10 Things You Probably Don't Know About Vince Lombardi
1) Lombardi, symbol of bedrock Midwest values, was a New Yorker. The Italian American Catholic, who won his greatest fame on the frozen tundra of Green Bay's Lambeau Field, was a Brooklyn boy who was born and raised in Brooklyn's Sheepshead Bay neighborhood. He graduated from Fordham University in the Bronx where he earned fame as one of the "Seven Blocks of Granite." Much of his coaching career, from St. Military Academy at West Point to offensive coordinator for the New York Giants, were in the Tri State area. "As far as Midwestern values, I always thought of Vince Lombardi as kind of reflecting the nation's values. He seems very American to me. Not in a Midwestern way but just in a general American way."
2) He was a late bloomer who served as an NFL head coach for only 10 seasons. The long time assistant coach despaired of ever becoming a head coach before finally landing the Packers job at age 45. Once installed in Green Bay, he ripped off 5 NFL titles and 2 Super Bowls in only 9 seasons. He stepped down from coaching in 1968, then returned with the Washington Redskins in 1969 before dying of colon cancer at age 57 in 1970. He never had a losing season. "He just kept at it. He never stopped working and he never stopped making himself a better coach. During the 1950's, the Giants had both Lombardi and Tom Landry as assistants under head coach Jim Lee Howell. Lombardi ran the offense. Landry, who went on to capture two Super Bowls of his own with Dallas Cowboys, ran the defense. The two helped the Giants win the title in 1956. But the Giants lost in overtime to Johnny Unitas and Baltimore Colts in the 1958 "Greatest Game Ever Played" championship game. "It's one of those interesting pieces of trivia: two of the greatest coaches in the NFL were assistant coaches on the same team. Amazing."
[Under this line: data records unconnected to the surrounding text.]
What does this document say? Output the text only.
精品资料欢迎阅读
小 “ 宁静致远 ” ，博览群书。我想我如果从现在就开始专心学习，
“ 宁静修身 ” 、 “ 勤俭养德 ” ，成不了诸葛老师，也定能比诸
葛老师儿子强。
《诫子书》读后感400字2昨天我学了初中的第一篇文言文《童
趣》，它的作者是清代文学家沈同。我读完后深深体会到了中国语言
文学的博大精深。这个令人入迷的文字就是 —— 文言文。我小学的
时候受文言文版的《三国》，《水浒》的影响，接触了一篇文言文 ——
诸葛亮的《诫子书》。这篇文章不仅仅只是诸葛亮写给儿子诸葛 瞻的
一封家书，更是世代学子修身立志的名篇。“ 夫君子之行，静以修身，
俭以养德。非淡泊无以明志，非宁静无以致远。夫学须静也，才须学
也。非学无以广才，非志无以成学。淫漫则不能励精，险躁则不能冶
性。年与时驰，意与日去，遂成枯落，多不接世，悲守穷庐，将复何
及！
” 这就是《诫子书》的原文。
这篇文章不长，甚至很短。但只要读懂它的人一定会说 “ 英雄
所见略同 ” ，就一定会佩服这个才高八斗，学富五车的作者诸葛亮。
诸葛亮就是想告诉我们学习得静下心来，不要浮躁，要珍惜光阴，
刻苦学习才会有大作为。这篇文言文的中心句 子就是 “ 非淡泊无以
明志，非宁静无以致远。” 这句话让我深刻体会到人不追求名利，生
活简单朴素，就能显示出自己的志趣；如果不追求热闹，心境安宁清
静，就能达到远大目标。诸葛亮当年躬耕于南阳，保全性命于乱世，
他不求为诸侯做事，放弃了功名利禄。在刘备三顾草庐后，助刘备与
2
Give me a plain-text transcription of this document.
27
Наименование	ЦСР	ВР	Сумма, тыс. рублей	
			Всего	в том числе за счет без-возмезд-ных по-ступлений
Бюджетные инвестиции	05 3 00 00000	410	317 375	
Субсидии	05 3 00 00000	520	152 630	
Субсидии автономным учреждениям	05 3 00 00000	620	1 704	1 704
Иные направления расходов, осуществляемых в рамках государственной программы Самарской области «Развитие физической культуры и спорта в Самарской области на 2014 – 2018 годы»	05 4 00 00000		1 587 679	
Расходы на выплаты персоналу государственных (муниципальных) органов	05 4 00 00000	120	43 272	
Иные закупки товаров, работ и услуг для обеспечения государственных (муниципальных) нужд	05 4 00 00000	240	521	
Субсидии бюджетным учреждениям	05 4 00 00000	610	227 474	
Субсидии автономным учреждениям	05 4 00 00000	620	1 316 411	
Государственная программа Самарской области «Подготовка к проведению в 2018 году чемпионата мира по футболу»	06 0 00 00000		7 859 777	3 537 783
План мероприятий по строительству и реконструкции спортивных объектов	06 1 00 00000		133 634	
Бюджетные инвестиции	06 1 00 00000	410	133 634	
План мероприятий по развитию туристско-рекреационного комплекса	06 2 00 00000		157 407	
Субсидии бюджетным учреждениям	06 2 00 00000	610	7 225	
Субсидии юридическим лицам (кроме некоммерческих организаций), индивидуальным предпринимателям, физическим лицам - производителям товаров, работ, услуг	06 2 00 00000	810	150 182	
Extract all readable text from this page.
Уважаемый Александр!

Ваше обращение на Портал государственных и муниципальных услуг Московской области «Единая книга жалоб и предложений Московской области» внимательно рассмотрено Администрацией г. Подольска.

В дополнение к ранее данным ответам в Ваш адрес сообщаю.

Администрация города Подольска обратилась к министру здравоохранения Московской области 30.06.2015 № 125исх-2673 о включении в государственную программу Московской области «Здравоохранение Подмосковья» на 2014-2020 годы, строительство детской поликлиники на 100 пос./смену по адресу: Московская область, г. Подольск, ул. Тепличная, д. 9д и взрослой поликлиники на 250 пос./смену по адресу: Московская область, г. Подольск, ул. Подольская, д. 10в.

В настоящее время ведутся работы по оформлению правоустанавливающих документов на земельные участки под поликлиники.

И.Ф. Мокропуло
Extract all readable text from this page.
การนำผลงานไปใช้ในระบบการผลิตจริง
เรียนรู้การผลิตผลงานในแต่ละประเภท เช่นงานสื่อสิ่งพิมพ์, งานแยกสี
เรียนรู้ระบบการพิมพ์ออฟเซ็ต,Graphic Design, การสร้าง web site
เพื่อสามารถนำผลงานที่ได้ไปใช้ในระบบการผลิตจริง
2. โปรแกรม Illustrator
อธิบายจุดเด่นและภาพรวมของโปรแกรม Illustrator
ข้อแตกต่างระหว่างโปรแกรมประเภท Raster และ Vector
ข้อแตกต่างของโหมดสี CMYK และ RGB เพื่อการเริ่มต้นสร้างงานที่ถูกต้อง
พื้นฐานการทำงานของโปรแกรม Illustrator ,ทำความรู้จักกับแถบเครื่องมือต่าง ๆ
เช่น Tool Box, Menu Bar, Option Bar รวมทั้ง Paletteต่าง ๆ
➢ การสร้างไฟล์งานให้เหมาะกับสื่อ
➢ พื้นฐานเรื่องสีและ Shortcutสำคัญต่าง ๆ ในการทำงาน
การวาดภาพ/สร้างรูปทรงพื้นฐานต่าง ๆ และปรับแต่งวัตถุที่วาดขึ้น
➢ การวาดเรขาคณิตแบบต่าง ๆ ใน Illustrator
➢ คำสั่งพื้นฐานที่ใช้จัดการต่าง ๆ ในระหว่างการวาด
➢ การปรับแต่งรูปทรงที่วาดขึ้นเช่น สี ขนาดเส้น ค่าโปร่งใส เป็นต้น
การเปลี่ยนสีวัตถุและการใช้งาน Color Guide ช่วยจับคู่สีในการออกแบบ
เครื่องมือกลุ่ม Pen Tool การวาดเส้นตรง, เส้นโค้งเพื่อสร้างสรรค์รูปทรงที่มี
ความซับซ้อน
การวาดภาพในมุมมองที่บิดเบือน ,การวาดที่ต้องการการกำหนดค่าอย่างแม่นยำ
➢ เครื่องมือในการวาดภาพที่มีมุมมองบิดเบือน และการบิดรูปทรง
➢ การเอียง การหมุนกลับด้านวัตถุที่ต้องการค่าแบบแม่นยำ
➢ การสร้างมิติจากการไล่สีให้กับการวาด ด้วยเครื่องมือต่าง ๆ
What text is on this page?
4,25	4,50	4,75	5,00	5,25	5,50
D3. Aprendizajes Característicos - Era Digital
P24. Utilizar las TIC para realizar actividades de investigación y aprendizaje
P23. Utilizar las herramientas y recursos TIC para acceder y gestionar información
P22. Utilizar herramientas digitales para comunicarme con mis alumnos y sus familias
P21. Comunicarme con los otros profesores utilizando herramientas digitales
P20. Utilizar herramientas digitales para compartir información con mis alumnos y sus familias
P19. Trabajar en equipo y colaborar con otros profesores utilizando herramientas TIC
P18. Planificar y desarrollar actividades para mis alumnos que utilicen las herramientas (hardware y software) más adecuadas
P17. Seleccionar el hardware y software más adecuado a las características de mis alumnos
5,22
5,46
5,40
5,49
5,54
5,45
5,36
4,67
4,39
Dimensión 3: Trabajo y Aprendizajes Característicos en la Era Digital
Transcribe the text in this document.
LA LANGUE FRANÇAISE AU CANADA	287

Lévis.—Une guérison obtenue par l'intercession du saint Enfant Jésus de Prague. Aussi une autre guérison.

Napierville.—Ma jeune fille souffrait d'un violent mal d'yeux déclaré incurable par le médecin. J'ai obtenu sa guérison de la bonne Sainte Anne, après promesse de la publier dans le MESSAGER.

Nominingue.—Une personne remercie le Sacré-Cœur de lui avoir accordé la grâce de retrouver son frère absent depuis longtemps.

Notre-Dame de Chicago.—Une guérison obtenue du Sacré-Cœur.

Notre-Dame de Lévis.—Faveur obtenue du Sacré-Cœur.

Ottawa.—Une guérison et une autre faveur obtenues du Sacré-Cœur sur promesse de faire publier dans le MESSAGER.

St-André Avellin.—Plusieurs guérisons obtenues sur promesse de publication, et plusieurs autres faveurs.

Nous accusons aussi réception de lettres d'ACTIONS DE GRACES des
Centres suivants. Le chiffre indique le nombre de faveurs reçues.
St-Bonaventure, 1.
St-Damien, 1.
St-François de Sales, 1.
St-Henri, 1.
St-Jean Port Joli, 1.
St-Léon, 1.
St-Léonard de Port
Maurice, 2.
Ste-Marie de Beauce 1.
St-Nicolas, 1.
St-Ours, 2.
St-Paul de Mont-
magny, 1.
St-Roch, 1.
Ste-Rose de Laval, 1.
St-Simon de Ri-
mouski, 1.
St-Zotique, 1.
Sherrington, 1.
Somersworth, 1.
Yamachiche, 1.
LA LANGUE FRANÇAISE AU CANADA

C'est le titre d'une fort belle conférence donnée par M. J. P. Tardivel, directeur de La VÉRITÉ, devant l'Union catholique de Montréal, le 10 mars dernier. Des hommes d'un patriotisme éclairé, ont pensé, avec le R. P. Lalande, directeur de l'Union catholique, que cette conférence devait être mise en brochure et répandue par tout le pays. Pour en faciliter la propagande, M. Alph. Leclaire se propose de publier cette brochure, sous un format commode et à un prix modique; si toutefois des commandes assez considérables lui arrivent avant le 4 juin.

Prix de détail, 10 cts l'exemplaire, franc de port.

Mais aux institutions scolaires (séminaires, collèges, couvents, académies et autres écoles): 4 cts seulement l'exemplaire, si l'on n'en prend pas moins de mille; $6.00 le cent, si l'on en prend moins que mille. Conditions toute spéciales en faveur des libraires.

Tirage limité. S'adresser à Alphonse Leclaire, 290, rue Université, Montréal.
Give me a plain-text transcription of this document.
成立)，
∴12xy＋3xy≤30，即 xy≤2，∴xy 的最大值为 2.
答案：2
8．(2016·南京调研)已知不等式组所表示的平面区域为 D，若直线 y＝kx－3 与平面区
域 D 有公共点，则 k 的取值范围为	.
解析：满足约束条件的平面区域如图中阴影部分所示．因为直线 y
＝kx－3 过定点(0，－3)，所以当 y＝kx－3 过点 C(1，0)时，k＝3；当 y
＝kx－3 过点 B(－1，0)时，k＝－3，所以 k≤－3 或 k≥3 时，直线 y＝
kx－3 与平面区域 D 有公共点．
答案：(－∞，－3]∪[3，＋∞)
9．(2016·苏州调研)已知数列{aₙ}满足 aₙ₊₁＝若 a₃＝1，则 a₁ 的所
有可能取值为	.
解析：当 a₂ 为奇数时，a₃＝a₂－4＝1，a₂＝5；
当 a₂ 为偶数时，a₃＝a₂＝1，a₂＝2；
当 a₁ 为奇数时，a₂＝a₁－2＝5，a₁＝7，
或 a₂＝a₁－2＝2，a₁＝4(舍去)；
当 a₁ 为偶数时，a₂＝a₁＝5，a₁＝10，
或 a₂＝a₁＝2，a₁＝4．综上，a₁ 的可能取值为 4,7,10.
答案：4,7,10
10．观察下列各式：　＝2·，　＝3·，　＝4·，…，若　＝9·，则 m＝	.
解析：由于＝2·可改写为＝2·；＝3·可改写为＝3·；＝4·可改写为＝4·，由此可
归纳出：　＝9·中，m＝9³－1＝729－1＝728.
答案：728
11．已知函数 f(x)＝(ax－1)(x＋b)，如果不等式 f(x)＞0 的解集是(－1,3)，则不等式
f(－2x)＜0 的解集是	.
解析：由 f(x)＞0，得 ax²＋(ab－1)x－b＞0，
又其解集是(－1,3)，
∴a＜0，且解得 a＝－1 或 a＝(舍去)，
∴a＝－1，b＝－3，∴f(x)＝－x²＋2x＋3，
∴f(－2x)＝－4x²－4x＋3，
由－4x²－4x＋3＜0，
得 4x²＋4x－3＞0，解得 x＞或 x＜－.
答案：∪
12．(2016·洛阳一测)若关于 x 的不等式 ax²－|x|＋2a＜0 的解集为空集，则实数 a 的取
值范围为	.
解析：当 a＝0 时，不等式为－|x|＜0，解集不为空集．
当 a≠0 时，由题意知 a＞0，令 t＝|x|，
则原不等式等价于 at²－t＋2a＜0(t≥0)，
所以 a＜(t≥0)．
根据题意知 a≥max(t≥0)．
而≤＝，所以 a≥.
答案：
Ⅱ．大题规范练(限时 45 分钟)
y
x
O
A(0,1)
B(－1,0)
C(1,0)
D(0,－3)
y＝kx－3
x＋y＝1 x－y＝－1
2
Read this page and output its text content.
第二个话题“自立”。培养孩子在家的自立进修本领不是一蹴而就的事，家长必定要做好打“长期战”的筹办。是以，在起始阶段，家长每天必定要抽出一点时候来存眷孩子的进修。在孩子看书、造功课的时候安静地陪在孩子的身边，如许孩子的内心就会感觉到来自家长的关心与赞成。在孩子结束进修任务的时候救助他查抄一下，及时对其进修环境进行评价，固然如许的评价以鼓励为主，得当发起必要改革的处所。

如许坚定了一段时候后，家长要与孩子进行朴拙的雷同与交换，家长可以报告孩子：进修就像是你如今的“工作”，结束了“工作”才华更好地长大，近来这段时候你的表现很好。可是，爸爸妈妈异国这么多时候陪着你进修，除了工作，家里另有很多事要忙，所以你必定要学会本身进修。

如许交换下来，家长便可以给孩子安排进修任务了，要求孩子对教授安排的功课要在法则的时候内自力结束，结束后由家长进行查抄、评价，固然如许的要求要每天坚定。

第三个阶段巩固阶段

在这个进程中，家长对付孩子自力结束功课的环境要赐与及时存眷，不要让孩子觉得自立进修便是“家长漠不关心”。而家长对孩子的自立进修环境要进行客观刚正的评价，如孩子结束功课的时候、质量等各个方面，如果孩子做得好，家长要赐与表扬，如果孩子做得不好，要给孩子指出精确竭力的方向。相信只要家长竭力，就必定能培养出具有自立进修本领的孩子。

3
4) His first head coaching job was basketball coach at St. Cecilia where he also taught Latin and physics. "Apparently, he was not a bad (basketball coach). That's the thing about Lombardi, he was a leader. He distilled everything to its simplest principles."
5) To relax, he liked to clean out closets at home and read cookbooks. "He was human. And he didn't cook."
6) President Richard Nixon briefly considered him as a VP candidate. That changed when Nixon found out Lombardi was a Democrat. "I don't know where David dug that up. But I trust it."
7) A dying Lombardi had stern advice for New York Jets QB Joe Namath. While the dying Lombardi lay sleeping in his hospital bed, he startled his wife one night by shouting, "Joe Namath. You're not bigger than football! Remember that!!" He's also said to have predicted that Namath's AFL champion Jets would upset the NFL Joel Bitonio XXXXL Jersey champion Colts in Super Bowl III.
8) Had a brownsnflofficialonline.com/Johnny_Manziel_Jersey_Browns gay brother, Harold Lombardi. "He was never disparaging in any way about his brother. "He and a couple of other coaches for Army went there and taught football."
10) He used to screen Army game films for General Douglas MacArthur, a huge fan of Army football. "He had friends in high places."
Reid Cherner has been with USA TODAY since brownsnflofficialonline.com/Joel_Bitonio_Jersey_Browns 1982 and written Game On! since March 2008.
He has covered everything from high schools to horse racing to the college and the pros. The only thing he likes more than his own voice is the sound of readers Johnny Manziel 4XL Jersey telling him when he's right and wrong.
Michael Hiestand has covered sports media and marketing for USA TODAY, tackling the sports biz ranging from what's behind mega events such as the Olympics and Super Bowl to the sometimes hidden numbers behind the sports world's bottom line.